Internship Report 2018 (1/3)

Microtec logo

This summer I did an internship at Microtec, one of the leading providers of wood-scanning solutions for sawmills, and an emerging power in the domain of food scanning. In the next few posts I’m going to tell you about some of the projects I did there. I was hired with the goal to apply my experience in machine-learning, and especially deep-learning, in order to solve some of the tasks that the company is currently facing. I developed pipelines and prototypes for a number of tasks, further developing those that looked promising into deployment-ready products. In the following posts i will tell you about a bark segmentation model for logs, a localization model for wooden planks, and a model to reconstruct logs in 3D from stereo images.

Log Segmentation Model

For the first project I was given around 300 line-scans of logs, of which some were completely covered with bark but others had only partly retained it in different patterns depending on their storage conditions and duration and some had even lost almost all of their bark. The problem the company needed to solve, was detecting all major zones covered by bark in order to use this information in the following elaboration process. What was particularly challenging about this task was that this detection needs to happen for different wood species growing in different regions being harvested and stored under different conditions that might have a considerable influence on the appearance of the logs, which made the use of a neural network for segmentation necessary.

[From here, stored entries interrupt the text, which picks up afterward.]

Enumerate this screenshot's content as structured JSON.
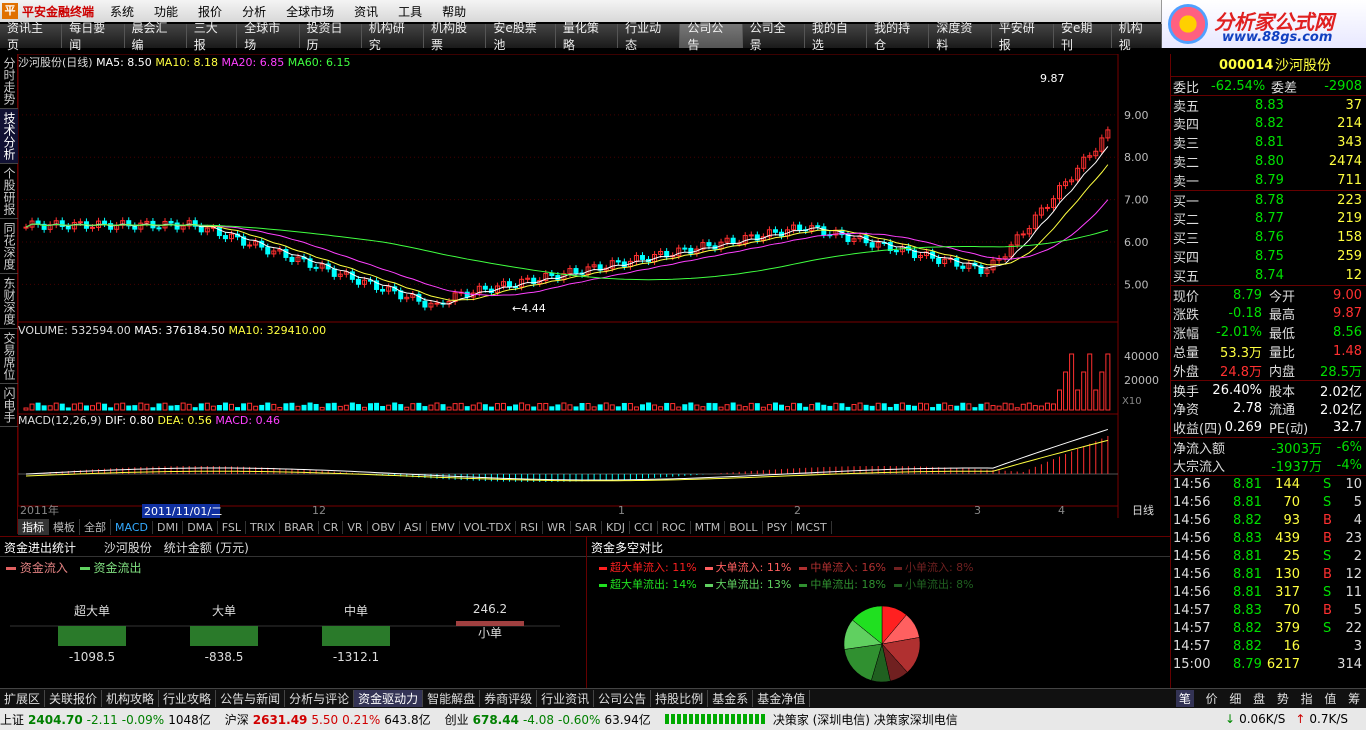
{
  "app": {
    "name": "平安金融终端"
  },
  "menu": [
    "系统",
    "功能",
    "报价",
    "分析",
    "全球市场",
    "资讯",
    "工具",
    "帮助"
  ],
  "brand": {
    "line1": "分析家公式网",
    "line2": "www.88gs.com"
  },
  "tabs": [
    "资讯主页",
    "每日要闻",
    "晨会汇编",
    "三大报",
    "全球市场",
    "投资日历",
    "机构研究",
    "机构股票",
    "安e股票池",
    "量化策略",
    "行业动态",
    "公司公告",
    "公司全景",
    "我的自选",
    "我的持仓",
    "深度资料",
    "平安研报",
    "安e期刊",
    "机构视"
  ],
  "active_tab": "公司公告",
  "side_tabs": [
    "分时走势",
    "技术分析",
    "个股研报",
    "同花深度",
    "东财深度",
    "交易席位",
    "闪电手"
  ],
  "active_side_tab": "技术分析",
  "price_chart": {
    "title": "沙河股份(日线)",
    "ma5": "MA5: 8.50",
    "ma10": "MA10: 8.18",
    "ma20": "MA20: 6.85",
    "ma60": "MA60: 6.15",
    "y_labels": [
      "9.00",
      "8.00",
      "7.00",
      "6.00",
      "5.00"
    ],
    "high_label": "9.87",
    "low_label": "4.44"
  },
  "volume_chart": {
    "title": "VOLUME: 532594.00",
    "ma5": "MA5: 376184.50",
    "ma10": "MA10: 329410.00",
    "y_labels": [
      "40000",
      "20000"
    ],
    "unit": "X10"
  },
  "macd_chart": {
    "title": "MACD(12,26,9)",
    "dif": "DIF: 0.80",
    "dea": "DEA: 0.56",
    "macd": "MACD: 0.46"
  },
  "x_axis": {
    "year": "2011年",
    "cursor_date": "2011/11/01/二",
    "months": [
      "12",
      "1",
      "2",
      "3",
      "4"
    ],
    "period": "日线"
  },
  "indicator_tabs": [
    "指标",
    "模板",
    "全部",
    "MACD",
    "DMI",
    "DMA",
    "FSL",
    "TRIX",
    "BRAR",
    "CR",
    "VR",
    "OBV",
    "ASI",
    "EMV",
    "VOL-TDX",
    "RSI",
    "WR",
    "SAR",
    "KDJ",
    "CCI",
    "ROC",
    "MTM",
    "BOLL",
    "PSY",
    "MCST"
  ],
  "fund_flow": {
    "title": "资金进出统计",
    "stock": "沙河股份",
    "unit": "统计金额 (万元)",
    "legend_in": "资金流入",
    "legend_out": "资金流出",
    "bars": [
      {
        "label": "超大单",
        "value": -1098.5
      },
      {
        "label": "大单",
        "value": -838.5
      },
      {
        "label": "中单",
        "value": -1312.1
      },
      {
        "label": "小单",
        "value": 246.2
      }
    ]
  },
  "fund_ratio": {
    "title": "资金多空对比",
    "inflow": [
      {
        "label": "超大单流入: 11%",
        "color": "#ff2020"
      },
      {
        "label": "大单流入: 11%",
        "color": "#ff6060"
      },
      {
        "label": "中单流入: 16%",
        "color": "#b03030"
      },
      {
        "label": "小单流入: 8%",
        "color": "#702020"
      }
    ],
    "outflow": [
      {
        "label": "超大单流出: 14%",
        "color": "#20e020"
      },
      {
        "label": "大单流出: 13%",
        "color": "#60d060"
      },
      {
        "label": "中单流出: 18%",
        "color": "#309030"
      },
      {
        "label": "小单流出: 8%",
        "color": "#206020"
      }
    ],
    "chart_data": {
      "type": "pie",
      "labels": [
        "超大单流入",
        "大单流入",
        "中单流入",
        "小单流入",
        "小单流出",
        "中单流出",
        "大单流出",
        "超大单流出"
      ],
      "values": [
        11,
        11,
        16,
        8,
        8,
        18,
        13,
        14
      ],
      "colors": [
        "#ff2020",
        "#ff6060",
        "#b03030",
        "#702020",
        "#206020",
        "#309030",
        "#60d060",
        "#20e020"
      ]
    }
  },
  "module_tabs": [
    "扩展区",
    "关联报价",
    "机构攻略",
    "行业攻略",
    "公告与新闻",
    "分析与评论",
    "资金驱动力",
    "智能解盘",
    "券商评级",
    "行业资讯",
    "公司公告",
    "持股比例",
    "基金系",
    "基金净值"
  ],
  "active_module_tab": "资金驱动力",
  "quote": {
    "code": "000014",
    "name": "沙河股份",
    "weibi_label": "委比",
    "weibi": "-62.54%",
    "weicha_label": "委差",
    "weicha": "-2908",
    "sell": [
      {
        "label": "卖五",
        "price": "8.83",
        "vol": "37"
      },
      {
        "label": "卖四",
        "price": "8.82",
        "vol": "214"
      },
      {
        "label": "卖三",
        "price": "8.81",
        "vol": "343"
      },
      {
        "label": "卖二",
        "price": "8.80",
        "vol": "2474"
      },
      {
        "label": "卖一",
        "price": "8.79",
        "vol": "711"
      }
    ],
    "buy": [
      {
        "label": "买一",
        "price": "8.78",
        "vol": "223"
      },
      {
        "label": "买二",
        "price": "8.77",
        "vol": "219"
      },
      {
        "label": "买三",
        "price": "8.76",
        "vol": "158"
      },
      {
        "label": "买四",
        "price": "8.75",
        "vol": "259"
      },
      {
        "label": "买五",
        "price": "8.74",
        "vol": "12"
      }
    ],
    "stats": [
      {
        "l1": "现价",
        "v1": "8.79",
        "c1": "#00e000",
        "l2": "今开",
        "v2": "9.00",
        "c2": "#ff3030"
      },
      {
        "l1": "涨跌",
        "v1": "-0.18",
        "c1": "#00e000",
        "l2": "最高",
        "v2": "9.87",
        "c2": "#ff3030"
      },
      {
        "l1": "涨幅",
        "v1": "-2.01%",
        "c1": "#00e000",
        "l2": "最低",
        "v2": "8.56",
        "c2": "#00e000"
      },
      {
        "l1": "总量",
        "v1": "53.3万",
        "c1": "#ffff40",
        "l2": "量比",
        "v2": "1.48",
        "c2": "#ff3030"
      },
      {
        "l1": "外盘",
        "v1": "24.8万",
        "c1": "#ff3030",
        "l2": "内盘",
        "v2": "28.5万",
        "c2": "#00e000"
      }
    ],
    "stats2": [
      {
        "l1": "换手",
        "v1": "26.40%",
        "l2": "股本",
        "v2": "2.02亿"
      },
      {
        "l1": "净资",
        "v1": "2.78",
        "l2": "流通",
        "v2": "2.02亿"
      },
      {
        "l1": "收益(四)",
        "v1": "0.269",
        "l2": "PE(动)",
        "v2": "32.7"
      }
    ],
    "netflow": [
      {
        "label": "净流入额",
        "value": "-3003万",
        "pct": "-6%"
      },
      {
        "label": "大宗流入",
        "value": "-1937万",
        "pct": "-4%"
      }
    ],
    "ticks": [
      {
        "time": "14:56",
        "price": "8.81",
        "vol": "144",
        "bs": "S",
        "n": "10"
      },
      {
        "time": "14:56",
        "price": "8.81",
        "vol": "70",
        "bs": "S",
        "n": "5"
      },
      {
        "time": "14:56",
        "price": "8.82",
        "vol": "93",
        "bs": "B",
        "n": "4"
      },
      {
        "time": "14:56",
        "price": "8.83",
        "vol": "439",
        "bs": "B",
        "n": "23"
      },
      {
        "time": "14:56",
        "price": "8.81",
        "vol": "25",
        "bs": "S",
        "n": "2"
      },
      {
        "time": "14:56",
        "price": "8.81",
        "vol": "130",
        "bs": "B",
        "n": "12"
      },
      {
        "time": "14:56",
        "price": "8.81",
        "vol": "317",
        "bs": "S",
        "n": "11"
      },
      {
        "time": "14:57",
        "price": "8.83",
        "vol": "70",
        "bs": "B",
        "n": "5"
      },
      {
        "time": "14:57",
        "price": "8.82",
        "vol": "379",
        "bs": "S",
        "n": "22"
      },
      {
        "time": "14:57",
        "price": "8.82",
        "vol": "16",
        "bs": "",
        "n": "3"
      },
      {
        "time": "15:00",
        "price": "8.79",
        "vol": "6217",
        "bs": "",
        "n": "314"
      }
    ],
    "footer_tabs": [
      "笔",
      "价",
      "细",
      "盘",
      "势",
      "指",
      "值",
      "筹"
    ]
  },
  "statusbar": {
    "items": [
      {
        "name": "上证",
        "price": "2404.70",
        "chg": "-2.11",
        "pct": "-0.09%",
        "amt": "1048亿"
      },
      {
        "name": "沪深",
        "price": "2631.49",
        "chg": "5.50",
        "pct": "0.21%",
        "amt": "643.8亿"
      },
      {
        "name": "创业",
        "price": "678.44",
        "chg": "-4.08",
        "pct": "-0.60%",
        "amt": "63.94亿"
      }
    ],
    "server": "决策家 (深圳电信)  决策家深圳电信",
    "down": "0.06K/S",
    "up": "0.7K/S"
  }
}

Like with every data-science task I first had to get familiar with the provided data and to develop a pipeline that allowed me to comfortably work with it. I chose to use GEDI for manual ground-truth segmentation and set up a small script that only required us to segment zones of missing bark and undefined zones (like snow), while the background of the logs was removed automatically. After the decisions about the specifics of the pipeline were taken, an intern did the manual segmentation and I started building the network architecture. Like for most of my current CV-networks I used a model based on the DeepLabv3+ architecture that is among the current standards in semantic segmentation. What differentiates it from previous architectures is mainly Atrous Spatial Pyramid Pooling that allows for a much bigger receptive field and better context comprehension for the semantic segmentation task (atrous convolution).

atrous spatial pyramid pooling

Since the images were of variable size I decided to input them as patches of equal size and stitch them together in post processing during inference. Just like in the paper I tried MobileNetV2 and Xception v2 as model backbones to find a tradeoff between speed and accuracy. In order to prevent overfitting, even with our comparably low number of ground truth images, during training we randomly cropped, flipped and turned the input images and applied random brightness changes and image noise to them. This worked very well and we noticed a relatively small amount of overfitting, thus giving us a small difference in training and validation error. We did not want the white background to contribute to our results since it was supposed to be ignored anyways, so in order to do this and to reserve the otherwise wasted resources of the network we applied output and loss-masking on white pixels. Our test results show that while the network with the MobileNet backbone worked really well in terms of processing speed, it did not produce the required segmentation quality with the provided training images. The Xception v2 backbone produced a much better and more reliable segmentation quality and still met the required time frame to predict a whole image, which was part of the requirements. As you can see below the results obtained from the test-set are of high quality even under very bad conditions and have no noticeable difficulties with large barkless zones. Green and yellow are zones classified as bark and no bark respectively while violet zones are part of the background.

results_1results_2results_3

The company provided me with considerable computational as well as human resources and was happy to offer their expertise as well as accepting requests and suggestions from me. That and the friendly atmosphere within the company turned the internship into an exceptional experience that I would happily have again.